До гор болото, воздух заражая, Стоит, весь труд испортить угрожая; Прочь отвести гнилой воды застой — Вот высший и последний подвиг мой! Я целый край создам, обширный, новый, И пусть мильоны здесь людей живут, Всю жизнь, в виду опасности суровой, Надеясь лишь на свой свободный труд. Среди холмов, на плодоносном поле, Стадам и людям будет здесь приволье: Рай зацветет среди моих полян, — А там, вдали, пусть яростно клокочет Морская хлябь, пускай плотину точит: Исправят мигом каждый в ней изъян. Я предан этой мысли. Жизни годы Прошли не даром: ясен предо мной Конечный вывод мудрости земной: Лишь тот достоин жизни и свободы, Кто каждый день за них идет на бой! Всю жизнь в борьбе суровой, непрерывной Дитя и муж и старец пусть ведет, Чтоб я увидел в блеске силы дивной Свободный край, свободный мой народ! Тогда сказал бы я: мгновенье, Прекрасно ты, продлись, постой! И не смело б веков теченье Следа, оставленного мной! В предчувствии минуты дивной той Я высший миг теперь вкушаю свой.

"Фауст» был закончен лишь за несколько месяцев до смерти своего творца. В нем гениальнейший поэт немецкой буржуазии оставил завещание для своего молодого восходящего класса. Сам Гете считал, что путь восхода буржуазии, установления буржуазного общества, как господствующего, есть путь длительный, путь реформы и компромисса, путь эволюционный, а не революционный.

Но на конкретных примерах подобного восхода во Франции, Англии и Соединенных Штатах, «благодетельные последствия» которых признавал умеренный бюргер Гете, он должен был убедиться, что это новое общество создается не мирным эволюционным путем, а железом и кровью. Хижины Филемонов и Бавкид, преграждающие триумфальное шествие капитализма, уничтожаются огнем и мечом вместе с их обитателями. И Фауст чувствует угрызения совести:

Да, слишком скор был мой приказ, И слишком скоро все сейчас Свершилось... Я тому виной!.. Что там за тени предо мной?

По Гете, развитие общества эволюционным путем непрерывно идет вверх и вперед; правда, иногда этому мешают «демоны», но в общем эволюция совершается, хотя и медленно. За два года до смерти Гете высказал свое политическое кредо, характеризующее его позицию в старости и определяющее его место среди тогдашних буржуазных политических течений. «Дюмон — говорит Гете — был умеренным либералом, каким и должны быть все разумные люди; я сам таков, и старался действовать в этом смысле в течение всей своей долгой жизни. Истинный либерал старается, при помощи имеющихся в его руках средств, сделать столько добра, сколько возможно; но он остережется от желания тотчас же истребить зло, часто неизбежное, при помощи огня и меча.
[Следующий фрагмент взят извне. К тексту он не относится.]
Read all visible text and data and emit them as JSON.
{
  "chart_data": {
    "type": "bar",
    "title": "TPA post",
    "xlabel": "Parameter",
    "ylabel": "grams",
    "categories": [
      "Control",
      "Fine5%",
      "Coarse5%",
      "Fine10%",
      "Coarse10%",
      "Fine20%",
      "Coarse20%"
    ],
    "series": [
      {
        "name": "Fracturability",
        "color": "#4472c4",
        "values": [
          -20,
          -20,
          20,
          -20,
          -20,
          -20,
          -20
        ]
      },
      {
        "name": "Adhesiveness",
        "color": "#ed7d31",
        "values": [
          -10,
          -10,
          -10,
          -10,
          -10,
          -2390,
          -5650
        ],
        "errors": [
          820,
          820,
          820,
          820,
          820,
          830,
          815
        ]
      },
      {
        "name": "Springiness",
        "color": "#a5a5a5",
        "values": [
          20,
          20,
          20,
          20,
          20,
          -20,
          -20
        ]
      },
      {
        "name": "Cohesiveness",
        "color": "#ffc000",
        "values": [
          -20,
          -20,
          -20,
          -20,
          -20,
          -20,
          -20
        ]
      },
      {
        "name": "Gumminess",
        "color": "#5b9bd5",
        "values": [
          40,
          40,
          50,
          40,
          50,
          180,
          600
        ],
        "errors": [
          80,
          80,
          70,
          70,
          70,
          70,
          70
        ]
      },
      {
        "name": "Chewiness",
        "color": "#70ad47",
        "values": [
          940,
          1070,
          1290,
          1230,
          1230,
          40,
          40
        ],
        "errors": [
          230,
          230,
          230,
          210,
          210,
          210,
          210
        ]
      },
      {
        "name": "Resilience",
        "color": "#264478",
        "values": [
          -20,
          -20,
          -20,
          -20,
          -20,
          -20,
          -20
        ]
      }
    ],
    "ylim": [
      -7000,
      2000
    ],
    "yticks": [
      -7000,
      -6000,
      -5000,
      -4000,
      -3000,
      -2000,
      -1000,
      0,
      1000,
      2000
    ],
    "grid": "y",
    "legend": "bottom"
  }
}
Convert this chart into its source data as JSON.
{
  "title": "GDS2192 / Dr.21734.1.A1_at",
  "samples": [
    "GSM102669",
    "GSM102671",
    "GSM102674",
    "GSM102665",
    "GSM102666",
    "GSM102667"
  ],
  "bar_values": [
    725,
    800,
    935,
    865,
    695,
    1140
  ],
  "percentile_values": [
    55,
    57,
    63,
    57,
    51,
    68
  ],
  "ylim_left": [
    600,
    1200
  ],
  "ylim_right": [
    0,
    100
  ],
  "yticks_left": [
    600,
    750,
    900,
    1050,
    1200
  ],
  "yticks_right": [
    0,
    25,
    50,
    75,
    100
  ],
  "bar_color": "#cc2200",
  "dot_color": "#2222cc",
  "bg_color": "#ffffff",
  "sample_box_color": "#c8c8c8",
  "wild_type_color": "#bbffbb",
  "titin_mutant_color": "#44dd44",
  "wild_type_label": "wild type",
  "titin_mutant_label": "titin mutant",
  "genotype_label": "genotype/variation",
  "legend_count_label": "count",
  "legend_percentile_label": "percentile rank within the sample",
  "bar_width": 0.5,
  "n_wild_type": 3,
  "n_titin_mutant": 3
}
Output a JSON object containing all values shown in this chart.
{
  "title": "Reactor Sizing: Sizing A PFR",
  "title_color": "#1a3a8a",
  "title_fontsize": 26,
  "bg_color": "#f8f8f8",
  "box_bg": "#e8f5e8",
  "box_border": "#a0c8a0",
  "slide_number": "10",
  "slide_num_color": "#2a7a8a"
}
Он старается, при помощи мудрого прогресса, постепенно устранять общественные недостатки, без насильственных мер, которые часто губят многое хорошее. В этом постоянно несовершенном мире, он довольствуется хорошим до тех пор, пока время и обстоятельства не поблагоприятствуют ему осуществить лучшее»[40]. В рамках этого умеренного либерализма Гете «допускал» и политическую поэзию, как поэзию «нации или партии», свидетельством его является его многочисленные восторженные отзывы о песнях Беранже, о его сатире на реставрацию и церковь и восхвалении Наполеона. И из понимания Гете культуры и образования, воспитания через труд, из его понимания единичного и общего в трактовке индивида и коллектива, нации и человечества, вытекает и его космополитизм. Он хочет сохранить особенность каждой нации при помощи труда, но этот труд не разъединяет народы, а объединяет их; Гете всегда рассматривал единение всех наций именно путем хозяйственного и культурного сотрудничества, необходимого для исторического развития человеческого общества, т. е. он и в этом вопросе является одним из передовых идеологов восходящей буржуазии. И поэтому настоящей карикатурой на Гете кажутся попытки реакционной буржуазии в эпоху расцвета германского империализма, и особенно в настоящее время потуги германских фашистов сделать из него антисемита и защитника расовой теории[41].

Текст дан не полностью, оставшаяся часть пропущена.